Dom XXVII del T.O. Reciprocidad que libera
La Palabra de Dios nos plantea hoy una cuestión: ¿qué puede hacer un Dios que es relación sino defender enérgicamente toda relación auténtica?
Éste es el significado profundo de la maravillosa alabanza del matrimonio, la unión indisoluble entre el hombre y la mujer, que hace Jesús. Provocado por los fariseos, Jesús nos invita a volver a ese proyecto de amor que está inscrito en el corazón de cada hombre y de cada mujer: el anhelo de amar y ser amados totalmente y para siempre. Dios creó la persona humana de su propia sustancia: los hizo capaces de entregarse plenamente y de acogerse en reciprocidad.
Jesús conoce bien las dificultades y los riesgos inherentes al deseo de una vida en común duradera y fiel. Y se cuida de reiterar la palabra eterna de Dios al evocar el plan original del génesis, porque sabe que allí está el secreto de la felicidad que cada uno de nosotros desea alcanzar.
Estamos hechos para ser uno a partir del respeto y el cuidado del otro, Un camino progresivo, marcado por una historia de caídas y errores, consecuencia del pecado, que es la soberbia y el egocentrismo.
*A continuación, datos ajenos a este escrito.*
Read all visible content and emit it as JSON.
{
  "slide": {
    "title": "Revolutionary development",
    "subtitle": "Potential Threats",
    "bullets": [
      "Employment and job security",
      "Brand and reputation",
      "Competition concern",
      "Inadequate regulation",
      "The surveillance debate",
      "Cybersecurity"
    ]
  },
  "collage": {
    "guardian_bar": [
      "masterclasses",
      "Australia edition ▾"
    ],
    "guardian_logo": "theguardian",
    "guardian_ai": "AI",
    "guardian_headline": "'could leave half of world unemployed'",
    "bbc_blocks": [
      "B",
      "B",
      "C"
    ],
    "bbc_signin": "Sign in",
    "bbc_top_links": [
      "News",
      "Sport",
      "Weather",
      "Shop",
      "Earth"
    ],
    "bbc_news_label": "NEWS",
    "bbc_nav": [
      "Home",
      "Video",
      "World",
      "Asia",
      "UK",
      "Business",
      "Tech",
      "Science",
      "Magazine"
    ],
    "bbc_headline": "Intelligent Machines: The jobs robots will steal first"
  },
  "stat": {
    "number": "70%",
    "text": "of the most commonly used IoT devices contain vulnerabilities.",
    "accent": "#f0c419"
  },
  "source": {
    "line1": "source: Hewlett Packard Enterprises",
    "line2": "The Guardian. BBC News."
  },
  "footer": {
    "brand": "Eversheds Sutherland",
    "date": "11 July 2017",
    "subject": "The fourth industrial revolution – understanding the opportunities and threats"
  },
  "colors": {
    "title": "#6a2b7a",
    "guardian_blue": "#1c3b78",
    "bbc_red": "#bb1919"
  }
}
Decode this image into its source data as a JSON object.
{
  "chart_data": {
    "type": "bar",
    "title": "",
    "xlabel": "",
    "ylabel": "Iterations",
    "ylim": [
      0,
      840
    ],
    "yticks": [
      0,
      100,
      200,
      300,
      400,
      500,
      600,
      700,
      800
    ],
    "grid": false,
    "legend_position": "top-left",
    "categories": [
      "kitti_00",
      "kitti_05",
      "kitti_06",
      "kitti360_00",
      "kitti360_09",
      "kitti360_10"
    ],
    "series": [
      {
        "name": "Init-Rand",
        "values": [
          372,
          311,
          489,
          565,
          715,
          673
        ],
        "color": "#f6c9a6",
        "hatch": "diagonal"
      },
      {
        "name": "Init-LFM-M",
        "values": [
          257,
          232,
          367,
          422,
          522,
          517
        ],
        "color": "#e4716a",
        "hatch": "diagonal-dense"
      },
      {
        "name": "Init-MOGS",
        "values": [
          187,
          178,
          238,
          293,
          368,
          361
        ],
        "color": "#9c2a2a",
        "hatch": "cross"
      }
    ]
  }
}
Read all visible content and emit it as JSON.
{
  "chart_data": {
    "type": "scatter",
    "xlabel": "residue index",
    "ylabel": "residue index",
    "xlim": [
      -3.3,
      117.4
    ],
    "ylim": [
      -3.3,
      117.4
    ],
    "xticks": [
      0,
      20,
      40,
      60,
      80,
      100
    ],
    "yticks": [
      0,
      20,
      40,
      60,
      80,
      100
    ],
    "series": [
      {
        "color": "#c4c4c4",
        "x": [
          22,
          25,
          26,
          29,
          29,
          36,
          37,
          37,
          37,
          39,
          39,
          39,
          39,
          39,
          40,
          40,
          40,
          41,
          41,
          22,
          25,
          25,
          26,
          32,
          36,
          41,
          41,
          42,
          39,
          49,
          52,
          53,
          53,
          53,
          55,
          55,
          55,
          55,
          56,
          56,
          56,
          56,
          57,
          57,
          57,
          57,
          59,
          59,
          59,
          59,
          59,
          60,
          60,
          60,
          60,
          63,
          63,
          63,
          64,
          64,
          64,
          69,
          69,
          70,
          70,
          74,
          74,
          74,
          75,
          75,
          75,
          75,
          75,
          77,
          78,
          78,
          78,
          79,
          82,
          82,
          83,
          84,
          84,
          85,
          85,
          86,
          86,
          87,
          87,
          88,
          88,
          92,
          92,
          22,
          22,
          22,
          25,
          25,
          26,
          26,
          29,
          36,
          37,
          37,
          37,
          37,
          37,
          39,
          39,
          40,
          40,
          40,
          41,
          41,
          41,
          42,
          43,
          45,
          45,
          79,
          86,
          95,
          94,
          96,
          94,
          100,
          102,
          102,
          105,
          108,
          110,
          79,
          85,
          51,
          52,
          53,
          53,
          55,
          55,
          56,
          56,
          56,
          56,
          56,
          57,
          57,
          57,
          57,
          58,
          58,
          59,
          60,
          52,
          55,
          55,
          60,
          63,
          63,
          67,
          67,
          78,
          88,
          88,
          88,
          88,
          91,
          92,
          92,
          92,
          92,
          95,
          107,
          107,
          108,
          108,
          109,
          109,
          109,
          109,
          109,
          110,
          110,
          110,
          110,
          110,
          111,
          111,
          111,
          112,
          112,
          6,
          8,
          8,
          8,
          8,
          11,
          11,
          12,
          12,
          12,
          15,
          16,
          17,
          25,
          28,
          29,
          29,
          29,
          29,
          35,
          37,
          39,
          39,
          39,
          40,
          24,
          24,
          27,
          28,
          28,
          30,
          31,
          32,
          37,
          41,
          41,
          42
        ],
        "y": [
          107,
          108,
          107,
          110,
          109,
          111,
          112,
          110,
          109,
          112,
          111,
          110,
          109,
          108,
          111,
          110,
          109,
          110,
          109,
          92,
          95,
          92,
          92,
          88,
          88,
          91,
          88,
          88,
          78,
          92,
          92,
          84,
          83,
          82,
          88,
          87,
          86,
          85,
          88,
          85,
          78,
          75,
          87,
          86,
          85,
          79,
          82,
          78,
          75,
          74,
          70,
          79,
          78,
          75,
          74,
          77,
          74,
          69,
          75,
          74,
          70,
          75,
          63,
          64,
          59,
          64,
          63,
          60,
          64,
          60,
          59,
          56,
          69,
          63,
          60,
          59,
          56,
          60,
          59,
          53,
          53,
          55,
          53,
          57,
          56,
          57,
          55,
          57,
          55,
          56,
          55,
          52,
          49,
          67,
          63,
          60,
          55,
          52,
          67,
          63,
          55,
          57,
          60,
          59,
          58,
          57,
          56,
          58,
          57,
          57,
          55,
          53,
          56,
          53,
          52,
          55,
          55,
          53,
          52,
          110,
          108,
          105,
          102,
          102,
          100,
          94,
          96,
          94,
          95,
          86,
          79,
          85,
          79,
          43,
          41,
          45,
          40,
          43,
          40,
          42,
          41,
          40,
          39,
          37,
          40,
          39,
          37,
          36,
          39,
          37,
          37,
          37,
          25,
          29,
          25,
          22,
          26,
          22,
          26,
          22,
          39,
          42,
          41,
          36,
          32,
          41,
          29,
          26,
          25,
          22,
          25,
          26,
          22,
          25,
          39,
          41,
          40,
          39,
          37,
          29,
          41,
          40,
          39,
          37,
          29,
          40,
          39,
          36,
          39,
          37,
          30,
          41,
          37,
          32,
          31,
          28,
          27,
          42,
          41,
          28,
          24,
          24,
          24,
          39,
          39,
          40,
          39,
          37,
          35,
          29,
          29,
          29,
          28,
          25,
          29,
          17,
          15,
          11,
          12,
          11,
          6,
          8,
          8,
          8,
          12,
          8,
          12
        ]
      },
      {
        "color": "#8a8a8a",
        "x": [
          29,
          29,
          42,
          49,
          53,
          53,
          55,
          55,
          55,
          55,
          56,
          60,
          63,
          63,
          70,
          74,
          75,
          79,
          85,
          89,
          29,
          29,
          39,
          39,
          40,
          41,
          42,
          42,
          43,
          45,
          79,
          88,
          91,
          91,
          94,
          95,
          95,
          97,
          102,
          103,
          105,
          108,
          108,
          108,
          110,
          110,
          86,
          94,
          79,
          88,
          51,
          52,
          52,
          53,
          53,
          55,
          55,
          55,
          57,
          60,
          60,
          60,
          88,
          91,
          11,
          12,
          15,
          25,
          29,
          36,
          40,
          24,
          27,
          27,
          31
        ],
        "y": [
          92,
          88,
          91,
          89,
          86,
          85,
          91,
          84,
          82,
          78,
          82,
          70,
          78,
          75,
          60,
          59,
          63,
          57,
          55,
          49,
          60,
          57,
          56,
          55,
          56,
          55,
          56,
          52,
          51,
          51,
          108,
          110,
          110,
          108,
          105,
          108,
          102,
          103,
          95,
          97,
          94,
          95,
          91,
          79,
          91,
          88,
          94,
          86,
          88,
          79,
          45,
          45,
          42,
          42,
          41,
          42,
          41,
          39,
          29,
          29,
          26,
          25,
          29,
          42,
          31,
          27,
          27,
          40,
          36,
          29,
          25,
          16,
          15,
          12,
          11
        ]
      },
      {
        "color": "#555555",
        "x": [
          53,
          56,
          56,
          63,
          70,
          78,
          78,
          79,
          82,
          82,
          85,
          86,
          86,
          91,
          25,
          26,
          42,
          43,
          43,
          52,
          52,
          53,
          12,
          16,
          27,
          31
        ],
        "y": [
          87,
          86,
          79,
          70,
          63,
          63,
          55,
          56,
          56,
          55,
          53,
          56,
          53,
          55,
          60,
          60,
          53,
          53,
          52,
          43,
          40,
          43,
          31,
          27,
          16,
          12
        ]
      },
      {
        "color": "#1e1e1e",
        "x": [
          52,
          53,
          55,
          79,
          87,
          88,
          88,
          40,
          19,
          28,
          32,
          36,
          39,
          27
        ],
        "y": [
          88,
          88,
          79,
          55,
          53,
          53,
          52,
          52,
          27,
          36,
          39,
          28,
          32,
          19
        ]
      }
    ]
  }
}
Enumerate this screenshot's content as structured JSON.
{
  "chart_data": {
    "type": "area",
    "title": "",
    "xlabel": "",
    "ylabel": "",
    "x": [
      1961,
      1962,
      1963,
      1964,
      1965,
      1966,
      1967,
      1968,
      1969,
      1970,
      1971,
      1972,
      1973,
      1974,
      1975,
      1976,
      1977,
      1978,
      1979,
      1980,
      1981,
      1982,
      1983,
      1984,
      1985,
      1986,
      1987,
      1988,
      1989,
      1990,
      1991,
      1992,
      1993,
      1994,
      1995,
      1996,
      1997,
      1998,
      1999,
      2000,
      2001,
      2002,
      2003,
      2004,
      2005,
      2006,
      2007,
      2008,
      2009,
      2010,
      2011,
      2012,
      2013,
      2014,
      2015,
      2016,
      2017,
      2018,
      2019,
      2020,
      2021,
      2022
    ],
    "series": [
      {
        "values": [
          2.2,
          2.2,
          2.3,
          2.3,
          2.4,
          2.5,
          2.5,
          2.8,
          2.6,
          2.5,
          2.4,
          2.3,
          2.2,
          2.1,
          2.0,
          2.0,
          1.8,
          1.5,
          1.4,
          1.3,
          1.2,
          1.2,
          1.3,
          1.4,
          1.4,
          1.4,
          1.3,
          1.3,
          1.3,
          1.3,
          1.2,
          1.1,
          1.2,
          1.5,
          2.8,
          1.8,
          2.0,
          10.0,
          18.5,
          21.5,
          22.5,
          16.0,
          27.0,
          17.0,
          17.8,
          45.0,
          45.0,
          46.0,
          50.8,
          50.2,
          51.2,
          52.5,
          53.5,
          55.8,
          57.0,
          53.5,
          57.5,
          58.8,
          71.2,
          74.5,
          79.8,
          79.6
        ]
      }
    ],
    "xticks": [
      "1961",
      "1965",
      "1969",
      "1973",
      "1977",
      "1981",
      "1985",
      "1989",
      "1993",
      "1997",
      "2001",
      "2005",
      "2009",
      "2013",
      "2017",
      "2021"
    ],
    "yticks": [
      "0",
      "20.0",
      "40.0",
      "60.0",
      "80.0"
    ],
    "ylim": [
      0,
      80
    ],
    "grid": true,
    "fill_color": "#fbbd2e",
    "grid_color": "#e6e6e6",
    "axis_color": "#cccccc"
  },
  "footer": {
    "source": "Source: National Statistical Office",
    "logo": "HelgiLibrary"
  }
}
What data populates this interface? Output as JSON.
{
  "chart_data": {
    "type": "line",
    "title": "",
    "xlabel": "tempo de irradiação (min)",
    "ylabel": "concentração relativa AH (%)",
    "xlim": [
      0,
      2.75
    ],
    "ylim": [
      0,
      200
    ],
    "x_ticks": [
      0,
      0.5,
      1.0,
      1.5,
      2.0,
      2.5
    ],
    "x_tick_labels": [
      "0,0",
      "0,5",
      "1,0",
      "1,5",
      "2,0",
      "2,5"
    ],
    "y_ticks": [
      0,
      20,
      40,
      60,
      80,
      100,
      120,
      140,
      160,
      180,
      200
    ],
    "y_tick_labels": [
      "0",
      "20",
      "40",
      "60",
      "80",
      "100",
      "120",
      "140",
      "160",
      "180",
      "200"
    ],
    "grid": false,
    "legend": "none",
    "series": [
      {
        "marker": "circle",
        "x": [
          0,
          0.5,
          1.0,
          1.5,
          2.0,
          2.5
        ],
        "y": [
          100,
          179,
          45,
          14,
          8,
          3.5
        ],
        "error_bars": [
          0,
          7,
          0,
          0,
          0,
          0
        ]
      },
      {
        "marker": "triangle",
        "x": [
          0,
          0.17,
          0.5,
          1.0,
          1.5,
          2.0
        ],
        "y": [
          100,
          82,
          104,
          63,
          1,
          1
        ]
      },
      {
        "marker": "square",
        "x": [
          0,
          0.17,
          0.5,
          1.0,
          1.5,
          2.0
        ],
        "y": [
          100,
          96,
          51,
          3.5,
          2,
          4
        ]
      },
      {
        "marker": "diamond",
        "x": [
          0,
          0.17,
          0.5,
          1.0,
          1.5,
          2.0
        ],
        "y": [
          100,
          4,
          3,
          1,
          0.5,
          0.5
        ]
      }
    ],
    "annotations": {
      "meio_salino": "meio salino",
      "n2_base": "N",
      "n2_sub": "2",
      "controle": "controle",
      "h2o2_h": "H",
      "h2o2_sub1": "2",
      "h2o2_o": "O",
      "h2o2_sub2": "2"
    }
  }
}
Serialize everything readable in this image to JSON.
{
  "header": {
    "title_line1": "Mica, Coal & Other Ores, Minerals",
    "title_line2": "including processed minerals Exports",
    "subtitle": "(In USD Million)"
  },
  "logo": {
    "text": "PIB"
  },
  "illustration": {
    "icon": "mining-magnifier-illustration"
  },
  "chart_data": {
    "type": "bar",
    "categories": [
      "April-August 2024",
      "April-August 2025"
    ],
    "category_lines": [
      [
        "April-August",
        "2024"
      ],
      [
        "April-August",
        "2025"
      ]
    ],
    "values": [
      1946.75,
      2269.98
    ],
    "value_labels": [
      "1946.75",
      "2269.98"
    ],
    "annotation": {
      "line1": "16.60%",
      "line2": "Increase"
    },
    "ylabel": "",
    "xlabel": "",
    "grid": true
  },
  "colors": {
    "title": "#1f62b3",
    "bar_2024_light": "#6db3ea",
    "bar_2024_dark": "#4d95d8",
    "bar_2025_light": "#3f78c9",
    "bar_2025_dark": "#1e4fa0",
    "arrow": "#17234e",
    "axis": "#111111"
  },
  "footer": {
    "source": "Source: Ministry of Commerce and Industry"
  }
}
Un camino de reparación que siempre puede comenzar de nuevo cuando volvemos a descubrir la Verdad inscrita en el corazón y, por tanto, la capacidad de amar en totalidad; de descubrir talentos, fortalezas; de generar libertad y comunión.
Jesús elige estar siempre del lado de quienes más sufren las inconsistencias del vínculo marital, porque son víctimas de una forma equivocada de vivirlo o porque aún son incapaces de asumir todas las consecuencias. El Hijo del Padre nunca habla de contentarse con relaciones a medio camino o soluciones convenientes, que no tienen otra consecuencia que desfigurar la dignidad íntima de hombres y mujeres, especialmente de aquellos más vulnerables.
Y al reiterar la inmensa confianza que Dios tiene en nuestra capacidad de adherirnos a su proyecto de amor, no deja de hacer su parte, de irrigar el campo de la relación con su testimonio y su fuerza de ofrecimiento total. En la cruz, misterio pleno de amor, Jesús desposa definitivamente a su Iglesia y al mismo tiempo la colma de la gracia que le permite corresponder mediante el cuidado del vínculo conyugal, de la vida que nace en los hijos, del compromiso por el bien de los más débiles.
El segundo tema abordado por Jesús en este pasaje del Evangelio de Marcos está estrechamente relacionado con el anterior. Escuchamos que le presentaban los niños a Jesús para que los tocara y los bendijera, algo tan normal, recurrente y factible en su tiempo, pero los apóstoles los alejaban.
Él se muestra a favor del amor y asume la defensa de los pequeños. Ante este comportamiento de rechazo de los niños, afirma un principio de educación, de pedagogía y de formación en la sociabilidad: LA ACOGIDA, que es bueno recordar también hoy, a pesar de los numerosos problemas que vivimos.
Un niño no se pregunta si su padre y su madre están legalmente casados: sólo pregunta si lo aman. Un niño no se pregunta si su madre y su padre han sido siempre una sola carne, una sola cabeza y un solo espíritu: sólo quiere que le amen. La sencillez de los niños - parece decirnos hoy Jesús - une a la comunidad de los creyentes mucho más que la actitud farisaica de las personas de buen pensamiento.
Queridos amigos, los brazos abiertos de Jesús para acoger a los niños son los brazos abiertos de la familia y de la Iglesia para acoger la vida y a cada niño, especialmente si está necesitado y sufriendo.
Lo mismo ocurre con la vida social y con las relaciones entre los pueblos, cada miembro, cada vecino, debe dar de sus energías vitales para establecer vínculos, reconocer que el otro es mi fuerza, que sin el otro -a pesar de las dificultades- no llego a ser plenamente lo que Dios ha establecido como principio de la comunidad.